Plus loin, nous trouvons un commentaire intéressant concernant la participation de la société civile aux efforts de développement : « en ce qui concerne la participation de la société civile, la création d’une organisation non gouvernementale (ONG) a été facilitée, mais le processus qui y mène reste très long. Bien que le cadre légal prévoie qu’une ONG puisse être créée en quelques semaines seulement, il faut en pratique compter six à douze mois en raison de blocages administratifs ».

Comme conséquences aux «  blocages administratifs », « la mise en œuvre de deux des trois programmes audités a enregistré d’importants retards. Dans un cas, la période de mise en œuvre a été allongée de 70 % par rapport au calendrier initialement prévu (de 60 à 102 mois à la suite de quatre amendements successifs). Dans un autre cas, elle l’a été de 33 % (24 mois supplémentaires). Ces retards étaient liés au contexte dans lequel les programmes étaient réalisés (c’est-à-dire l’instabilité politique et la résistance institutionnelle face au changement) ou à des faiblesses dans leur conception. »

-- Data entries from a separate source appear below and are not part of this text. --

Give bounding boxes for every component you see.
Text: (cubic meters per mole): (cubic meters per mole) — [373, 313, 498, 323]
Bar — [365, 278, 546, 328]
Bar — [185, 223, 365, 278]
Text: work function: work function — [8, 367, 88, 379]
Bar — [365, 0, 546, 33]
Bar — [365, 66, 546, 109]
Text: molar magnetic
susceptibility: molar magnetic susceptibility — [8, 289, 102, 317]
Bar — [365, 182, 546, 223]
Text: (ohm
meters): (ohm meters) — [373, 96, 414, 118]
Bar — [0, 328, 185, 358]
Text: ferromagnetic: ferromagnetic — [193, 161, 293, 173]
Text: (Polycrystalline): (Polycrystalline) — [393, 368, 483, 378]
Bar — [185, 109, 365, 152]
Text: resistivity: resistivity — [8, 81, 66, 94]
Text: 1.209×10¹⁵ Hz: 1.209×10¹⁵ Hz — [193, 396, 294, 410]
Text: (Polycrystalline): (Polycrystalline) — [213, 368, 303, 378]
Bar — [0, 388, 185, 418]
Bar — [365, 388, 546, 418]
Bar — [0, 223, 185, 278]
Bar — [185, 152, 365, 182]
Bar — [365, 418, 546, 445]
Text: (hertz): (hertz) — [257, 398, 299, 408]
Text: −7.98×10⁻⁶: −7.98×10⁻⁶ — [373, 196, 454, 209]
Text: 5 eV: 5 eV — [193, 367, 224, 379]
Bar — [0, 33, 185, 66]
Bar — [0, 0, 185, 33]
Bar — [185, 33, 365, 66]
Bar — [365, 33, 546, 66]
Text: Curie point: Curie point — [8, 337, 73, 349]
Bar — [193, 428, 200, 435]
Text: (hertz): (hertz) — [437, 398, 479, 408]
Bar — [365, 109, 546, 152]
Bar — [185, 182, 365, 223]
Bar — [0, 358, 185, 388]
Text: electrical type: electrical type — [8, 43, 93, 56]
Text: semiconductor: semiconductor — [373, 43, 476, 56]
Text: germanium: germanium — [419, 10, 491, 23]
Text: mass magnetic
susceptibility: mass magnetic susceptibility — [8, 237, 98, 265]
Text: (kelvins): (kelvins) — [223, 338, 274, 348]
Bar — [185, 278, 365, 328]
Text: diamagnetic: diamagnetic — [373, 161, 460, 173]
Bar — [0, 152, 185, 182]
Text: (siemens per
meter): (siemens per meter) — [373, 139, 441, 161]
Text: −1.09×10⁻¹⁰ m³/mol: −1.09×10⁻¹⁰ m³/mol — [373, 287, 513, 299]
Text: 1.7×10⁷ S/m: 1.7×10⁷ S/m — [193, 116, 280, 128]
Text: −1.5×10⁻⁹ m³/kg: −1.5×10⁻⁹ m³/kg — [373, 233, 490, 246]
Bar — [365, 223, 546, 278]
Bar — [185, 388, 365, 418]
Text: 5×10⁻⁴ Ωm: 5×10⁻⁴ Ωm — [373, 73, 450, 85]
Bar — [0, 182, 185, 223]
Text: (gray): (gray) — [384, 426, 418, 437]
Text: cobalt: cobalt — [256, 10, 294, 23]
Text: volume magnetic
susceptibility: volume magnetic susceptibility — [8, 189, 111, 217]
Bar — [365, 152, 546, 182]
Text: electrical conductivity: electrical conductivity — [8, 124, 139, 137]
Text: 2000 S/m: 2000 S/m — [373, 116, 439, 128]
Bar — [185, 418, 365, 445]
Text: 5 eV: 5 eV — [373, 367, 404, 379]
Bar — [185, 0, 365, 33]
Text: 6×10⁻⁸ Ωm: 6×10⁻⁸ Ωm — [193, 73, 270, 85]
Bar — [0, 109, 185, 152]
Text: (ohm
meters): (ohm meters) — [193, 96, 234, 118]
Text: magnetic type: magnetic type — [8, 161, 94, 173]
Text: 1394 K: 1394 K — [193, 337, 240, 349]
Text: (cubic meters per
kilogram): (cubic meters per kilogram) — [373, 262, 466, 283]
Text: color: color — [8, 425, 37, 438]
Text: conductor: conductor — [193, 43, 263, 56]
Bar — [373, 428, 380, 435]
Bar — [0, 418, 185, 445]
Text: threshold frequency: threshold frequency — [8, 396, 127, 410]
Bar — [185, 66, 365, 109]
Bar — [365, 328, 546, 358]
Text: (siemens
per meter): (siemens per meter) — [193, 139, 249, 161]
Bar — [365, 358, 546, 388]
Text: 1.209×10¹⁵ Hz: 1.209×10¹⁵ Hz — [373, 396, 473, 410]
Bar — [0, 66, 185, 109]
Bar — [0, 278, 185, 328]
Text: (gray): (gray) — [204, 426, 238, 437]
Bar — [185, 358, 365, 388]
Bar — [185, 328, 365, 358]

De manière générale, le rapport de la Cour européenne des comptes a pointé du doigt un certain zèle européen vis-à-vis la Tunisie et sa transition démocratique. Ce zèle combiné à une situation tunisienne fragile et fragilisée par les la crise économique et le terrorisme, a empêché les tunisiens de voir aujourd’hui des investissements concrets et de goûter aux fruits de leurs sacrifices.